I have no doubts that we’ll eventually reflect on John Boehner as one of the worst Speakers of the House in United States history. Now, I don’t like using the phrase “worst ever” because we’ve had some really terrible politicians in our history, but he’s without a doubt one of the very worst.
The approval rating for Congress can’t go much lower. If you haven’t heard, a poll was recently released that showed just 6% of Americans think Congress is doing an “excellent” or “good” job.
Think about that for a moment—an approval rating of 6%! Toe fungus probably has a more favorable rating than Congress at this point.
And at the forefront of this embarrassment we call our Congress is Speaker of the House John Boehner.
Not only has Boehner failed to accomplish much of anything while he’s been in power, but many within his own party don’t respect him. Even when he offered a “Plan B” deal to avoid the “Fiscal Cliff” earlier this year, he had to pull the legislation because he couldn’t get it to pass the Republican-controlled House.
He’s failed to even control the fringe right-wing members of his party in the House of Representatives, often letting the clowns run the circus.
Tell me, what has he done?
Can we count the 37 votes to unsuccessfully repeal “Obamacare?” I mean, that’s something, right?
People can’t say he’s been big on jobs, because the House hasn’t passed a single meaningful jobs bill. Passing bills that call for more of the same failed policies we had under Bush isn’t “passing a jobs bill,” it’s playing politics and pandering to your base.
Then there was the whole “immediate debt crisis” he harped on for over 4 years–-until he admitted recently that there isn’t an immediate debt crisis.
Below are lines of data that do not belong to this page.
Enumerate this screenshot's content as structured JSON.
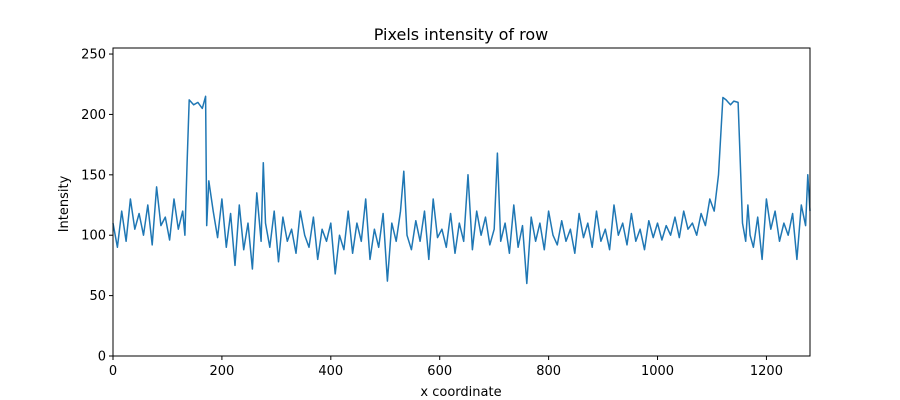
{
  "chart_data": {
    "type": "line",
    "title": "Pixels intensity of row",
    "xlabel": "x coordinate",
    "ylabel": "Intensity",
    "xlim": [
      0,
      1280
    ],
    "ylim": [
      0,
      255
    ],
    "xticks": [
      0,
      200,
      400,
      600,
      800,
      1000,
      1200
    ],
    "yticks": [
      0,
      50,
      100,
      150,
      200,
      250
    ],
    "grid": false,
    "line_color": "#1f77b4",
    "series": [
      {
        "x": [
          0,
          8,
          16,
          24,
          32,
          40,
          48,
          56,
          64,
          72,
          80,
          88,
          96,
          104,
          112,
          120,
          128,
          132,
          136,
          140,
          148,
          156,
          164,
          170,
          172,
          176,
          184,
          192,
          200,
          208,
          216,
          224,
          232,
          240,
          248,
          256,
          264,
          272,
          276,
          280,
          288,
          296,
          304,
          312,
          320,
          328,
          336,
          344,
          352,
          360,
          368,
          376,
          384,
          392,
          400,
          408,
          416,
          424,
          432,
          440,
          448,
          456,
          464,
          472,
          480,
          488,
          496,
          504,
          512,
          520,
          528,
          534,
          540,
          548,
          556,
          564,
          572,
          580,
          588,
          596,
          604,
          612,
          620,
          628,
          636,
          644,
          652,
          660,
          668,
          676,
          684,
          692,
          700,
          706,
          712,
          720,
          728,
          736,
          744,
          752,
          760,
          768,
          776,
          784,
          792,
          800,
          808,
          816,
          824,
          832,
          840,
          848,
          856,
          864,
          872,
          880,
          888,
          896,
          904,
          912,
          920,
          928,
          936,
          944,
          952,
          960,
          968,
          976,
          984,
          992,
          1000,
          1008,
          1016,
          1024,
          1032,
          1040,
          1048,
          1056,
          1064,
          1072,
          1080,
          1088,
          1096,
          1104,
          1112,
          1120,
          1126,
          1130,
          1134,
          1140,
          1148,
          1156,
          1162,
          1166,
          1170,
          1176,
          1184,
          1192,
          1200,
          1208,
          1216,
          1224,
          1232,
          1240,
          1248,
          1256,
          1264,
          1272,
          1276,
          1280
        ],
        "y": [
          110,
          90,
          120,
          95,
          130,
          105,
          118,
          100,
          125,
          92,
          140,
          108,
          115,
          96,
          130,
          105,
          120,
          100,
          160,
          212,
          208,
          210,
          205,
          215,
          108,
          145,
          120,
          98,
          130,
          90,
          118,
          75,
          125,
          88,
          110,
          72,
          135,
          95,
          160,
          110,
          90,
          120,
          78,
          115,
          95,
          105,
          85,
          120,
          100,
          90,
          115,
          80,
          105,
          95,
          110,
          68,
          100,
          88,
          120,
          85,
          110,
          95,
          130,
          80,
          105,
          90,
          118,
          62,
          110,
          95,
          120,
          153,
          100,
          88,
          112,
          95,
          120,
          80,
          130,
          98,
          105,
          90,
          118,
          85,
          110,
          95,
          150,
          88,
          120,
          100,
          115,
          92,
          105,
          168,
          95,
          110,
          85,
          125,
          90,
          108,
          60,
          115,
          95,
          110,
          88,
          120,
          100,
          92,
          112,
          95,
          105,
          85,
          118,
          98,
          110,
          90,
          120,
          95,
          105,
          88,
          125,
          100,
          110,
          92,
          118,
          95,
          105,
          88,
          112,
          98,
          110,
          96,
          108,
          100,
          115,
          98,
          120,
          105,
          110,
          100,
          118,
          108,
          130,
          120,
          150,
          214,
          212,
          210,
          208,
          211,
          210,
          110,
          95,
          125,
          100,
          90,
          115,
          80,
          130,
          105,
          120,
          95,
          110,
          100,
          118,
          80,
          125,
          108,
          150,
          120
        ]
      }
    ]
  }
}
And if we haven’t had an immediate debt crisis for the last 4 years, just why the hell has he been lying to the American people saying we do? Isn’t that why Republicans claimed we had to cut tens of thousands of government jobs? Because we had to “tackle the immediate debt crisis?”
So what Boehner essentially admitted a couple of months ago is that thousands of people lost their jobs based on a lie.
We also can’t forget that as the Tea Party started gaining power, Boehner was a leading supporter of the mechanism which is now tearing his party apart. As a senior leader of his party, he sold the future of the GOP out for a temporary spike in popularity in 2010. Sure they captured the House during those midterm elections, but that’s not why the Tea Party was created. The Tea Party’s main purpose was defeating Obama in 2012.
And as we all know, they failed miserably at doing that.
He had to know then, this level of crazy being given influence in his party would ultimately backfire. But Boehner lacks spine, foresight and the courage to be a true leader. Instead of standing against the tidal wave of insanity, he embraced it.
I shouldn’t really use the past tense “embraced,” because he still continues to pander to the far-right extreme members of the House.
Then let’s not forget Benghazi. Boehner has been one of the most vocal Republicans in trying to create some fake conspiracy to either bring down President Obama, or set up an attack plan against Hillary Clinton in 2016. But the more Republicans push this issue that most Americans don’t care about, the more President Obama’s approval rating has actually risen.
All of these items are added to the list that already includes failure after failure in trying to stage political stunts that end up making Republicans, not President Obama, look foolish.
From the debt ceiling debacle, the GOP attempts to double student loan interest rates, the fiscal cliff fiasco and Republicans threatening to raise taxes on 98% of Americans to keep tax breaks for the top 2% (and numerous other instances)—Republicans have come out on the other side of each issue looking like the ones causing the problems, without offering any real solutions.
We’ve seen some dysfunctional government at times in this country, but I can’t think of many times we’ve seen such failed leadership as we’ve had with the House of Representatives since Boehner became Speaker of the House.
But you don’t need to take my word for it, just ask Republicans—many of them seem to agree.